Table 4 displays the key themes and sub-themes generated from the TFA analysis reflecting participants’ concurrent acceptability of E-MPATHY for decision support system in MDR. All the reviewers perceived a positive learning about the advantages of E-MPATHY. They highlighted the familiarity of doing reviews using clinical standards and evidence-based guidelines to reveal maternal care deficiencies and proposed suitable recommendations. Furthermore, in the construct of opportunity costs, the reviewers expressed their perceived benefits of the E-MPATHY, such as shorter review time, accuracy, lower risk of misclassification, and opportunity of updating their knowledge to the latest evidence or guideline. Interestingly, in term of the ethicality construct, some reviewers reported that their experiences in using this tool promoted self-reflection to improve their awareness of the possible outcome of delays in the clinical practice setting. One reviewer shared the following:
“[my experience with E-MPATHY] reviewing cases makes me aware of my own practices. I intended to delay cesarean section for my patient with severe preeclampsia until the folowing morning [but] I decided to do the emergency cesarean section considering the high risk of death in such a case.” (A district reviewer, 42 years old)
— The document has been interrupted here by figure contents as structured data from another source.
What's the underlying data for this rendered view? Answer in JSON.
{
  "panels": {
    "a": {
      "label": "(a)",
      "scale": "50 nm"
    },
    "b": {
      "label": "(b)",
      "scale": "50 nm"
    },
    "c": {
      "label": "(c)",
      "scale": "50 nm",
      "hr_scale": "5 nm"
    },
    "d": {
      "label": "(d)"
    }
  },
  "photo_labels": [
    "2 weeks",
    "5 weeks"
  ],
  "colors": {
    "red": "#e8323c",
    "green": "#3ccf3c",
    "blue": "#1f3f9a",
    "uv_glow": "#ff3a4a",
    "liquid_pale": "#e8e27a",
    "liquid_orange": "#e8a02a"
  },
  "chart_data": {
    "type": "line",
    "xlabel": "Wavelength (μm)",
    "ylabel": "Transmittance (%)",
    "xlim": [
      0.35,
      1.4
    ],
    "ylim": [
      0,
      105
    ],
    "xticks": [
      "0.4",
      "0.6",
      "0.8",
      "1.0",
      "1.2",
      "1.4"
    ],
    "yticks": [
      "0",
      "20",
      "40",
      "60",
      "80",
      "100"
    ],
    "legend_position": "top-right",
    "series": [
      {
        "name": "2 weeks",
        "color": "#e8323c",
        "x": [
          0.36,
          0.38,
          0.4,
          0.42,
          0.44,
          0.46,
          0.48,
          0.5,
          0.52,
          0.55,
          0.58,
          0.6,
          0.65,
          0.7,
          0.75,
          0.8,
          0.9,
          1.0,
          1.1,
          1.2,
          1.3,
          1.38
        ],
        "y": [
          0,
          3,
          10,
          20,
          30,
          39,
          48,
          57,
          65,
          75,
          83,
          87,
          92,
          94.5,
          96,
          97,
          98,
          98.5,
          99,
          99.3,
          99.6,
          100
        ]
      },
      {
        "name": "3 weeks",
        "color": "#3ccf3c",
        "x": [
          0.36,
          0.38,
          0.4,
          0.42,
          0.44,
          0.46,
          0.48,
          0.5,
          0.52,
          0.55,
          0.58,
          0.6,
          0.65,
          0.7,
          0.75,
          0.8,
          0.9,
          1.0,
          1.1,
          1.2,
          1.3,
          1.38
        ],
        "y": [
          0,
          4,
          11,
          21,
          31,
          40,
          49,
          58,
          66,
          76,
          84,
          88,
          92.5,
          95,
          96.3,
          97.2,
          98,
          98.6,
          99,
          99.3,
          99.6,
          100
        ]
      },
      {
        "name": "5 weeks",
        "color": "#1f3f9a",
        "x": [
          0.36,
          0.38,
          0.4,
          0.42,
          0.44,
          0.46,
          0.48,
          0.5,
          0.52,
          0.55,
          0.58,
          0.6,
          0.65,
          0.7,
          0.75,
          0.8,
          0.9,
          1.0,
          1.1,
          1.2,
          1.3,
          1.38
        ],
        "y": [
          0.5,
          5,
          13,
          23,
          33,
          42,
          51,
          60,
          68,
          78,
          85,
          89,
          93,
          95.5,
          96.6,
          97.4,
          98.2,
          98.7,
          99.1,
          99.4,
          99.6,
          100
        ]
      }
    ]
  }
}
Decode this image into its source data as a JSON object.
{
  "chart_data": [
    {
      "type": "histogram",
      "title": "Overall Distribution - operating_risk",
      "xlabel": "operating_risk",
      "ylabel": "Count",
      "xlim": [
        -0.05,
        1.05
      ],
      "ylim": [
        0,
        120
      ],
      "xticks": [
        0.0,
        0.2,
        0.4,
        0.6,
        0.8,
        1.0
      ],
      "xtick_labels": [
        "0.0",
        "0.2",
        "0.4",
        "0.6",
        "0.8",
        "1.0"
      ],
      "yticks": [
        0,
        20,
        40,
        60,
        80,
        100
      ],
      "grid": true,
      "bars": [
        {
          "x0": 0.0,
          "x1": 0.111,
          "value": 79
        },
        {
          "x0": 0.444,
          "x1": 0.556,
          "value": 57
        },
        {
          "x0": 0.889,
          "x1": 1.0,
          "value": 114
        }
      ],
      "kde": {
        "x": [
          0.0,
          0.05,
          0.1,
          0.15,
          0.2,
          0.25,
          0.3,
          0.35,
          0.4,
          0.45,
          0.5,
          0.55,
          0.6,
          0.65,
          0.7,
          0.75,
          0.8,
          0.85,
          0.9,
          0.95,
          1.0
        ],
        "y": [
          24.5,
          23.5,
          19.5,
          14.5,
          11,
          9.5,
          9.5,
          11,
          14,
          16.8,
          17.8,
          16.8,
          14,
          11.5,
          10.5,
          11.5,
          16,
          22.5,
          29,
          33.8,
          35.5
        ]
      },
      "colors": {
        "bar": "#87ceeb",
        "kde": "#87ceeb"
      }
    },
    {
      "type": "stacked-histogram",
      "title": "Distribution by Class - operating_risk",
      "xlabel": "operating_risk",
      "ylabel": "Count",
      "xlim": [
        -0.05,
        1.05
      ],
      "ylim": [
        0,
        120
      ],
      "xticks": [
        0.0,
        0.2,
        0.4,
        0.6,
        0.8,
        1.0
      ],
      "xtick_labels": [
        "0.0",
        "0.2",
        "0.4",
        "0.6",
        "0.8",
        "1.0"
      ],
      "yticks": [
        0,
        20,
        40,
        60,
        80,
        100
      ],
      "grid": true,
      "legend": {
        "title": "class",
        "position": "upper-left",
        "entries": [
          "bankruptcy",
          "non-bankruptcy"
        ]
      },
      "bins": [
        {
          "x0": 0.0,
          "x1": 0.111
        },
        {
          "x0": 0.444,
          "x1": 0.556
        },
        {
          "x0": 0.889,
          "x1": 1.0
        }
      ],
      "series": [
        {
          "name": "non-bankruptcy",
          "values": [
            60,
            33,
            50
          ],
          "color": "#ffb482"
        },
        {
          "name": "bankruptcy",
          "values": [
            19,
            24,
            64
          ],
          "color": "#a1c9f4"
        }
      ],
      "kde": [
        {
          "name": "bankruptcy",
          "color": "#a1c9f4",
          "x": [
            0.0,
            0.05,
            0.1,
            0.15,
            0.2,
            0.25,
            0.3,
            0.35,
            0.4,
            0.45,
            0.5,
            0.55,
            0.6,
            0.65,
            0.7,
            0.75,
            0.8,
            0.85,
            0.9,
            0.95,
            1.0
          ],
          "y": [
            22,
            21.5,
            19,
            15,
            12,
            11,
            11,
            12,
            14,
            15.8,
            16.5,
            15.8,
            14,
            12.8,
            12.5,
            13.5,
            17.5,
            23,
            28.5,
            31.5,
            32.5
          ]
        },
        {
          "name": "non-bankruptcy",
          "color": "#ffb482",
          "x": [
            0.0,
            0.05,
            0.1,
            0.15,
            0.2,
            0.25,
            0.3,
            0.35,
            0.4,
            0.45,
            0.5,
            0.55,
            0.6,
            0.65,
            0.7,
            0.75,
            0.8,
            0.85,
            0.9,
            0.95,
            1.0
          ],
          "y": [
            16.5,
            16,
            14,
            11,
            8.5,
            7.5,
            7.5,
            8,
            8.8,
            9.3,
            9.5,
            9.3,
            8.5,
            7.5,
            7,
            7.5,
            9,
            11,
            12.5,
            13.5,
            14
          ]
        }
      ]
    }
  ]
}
However, frequent updates to the clinical procedures especially during the COVID-19 pandemic and inadequate HIV screening, indirect delay of syphilis and hepatitis testing (triple elimination) and lack of follow-up examinations in antenatal care during the time which this study was conducted interfered with the perceived effectiveness in reviewing the preventability of fatal events. The reviewers highlighted the discrepancy in their review findings of cases of patients with COVID-19. The district team members considered that the review based on the updated clinical procedures to be unoptimized clinical management. In contrast, the members of the province team preferred to use the updated procedures to identify the deficiencies for improvement in maternal care. Concerning the inadequate triple elimination, the district team did not perceive the cases with inadequate testing as contributing factors to maternal death. On the other hand, the province team associated this inadequacy as one of the deficiencies in maternal care.
Besides the two factors related to clinical procedures, task-shifting to midwives of selected interventions also interfered with the perceived effectiveness. This present study found that the lowest agreement was found in the intrapartum period related to professional birth attendants. While the province reviewers perceived the task shifting as a delay, the district reviewers considered it as acceptable considering the limited number of attending OB/GYN professionals.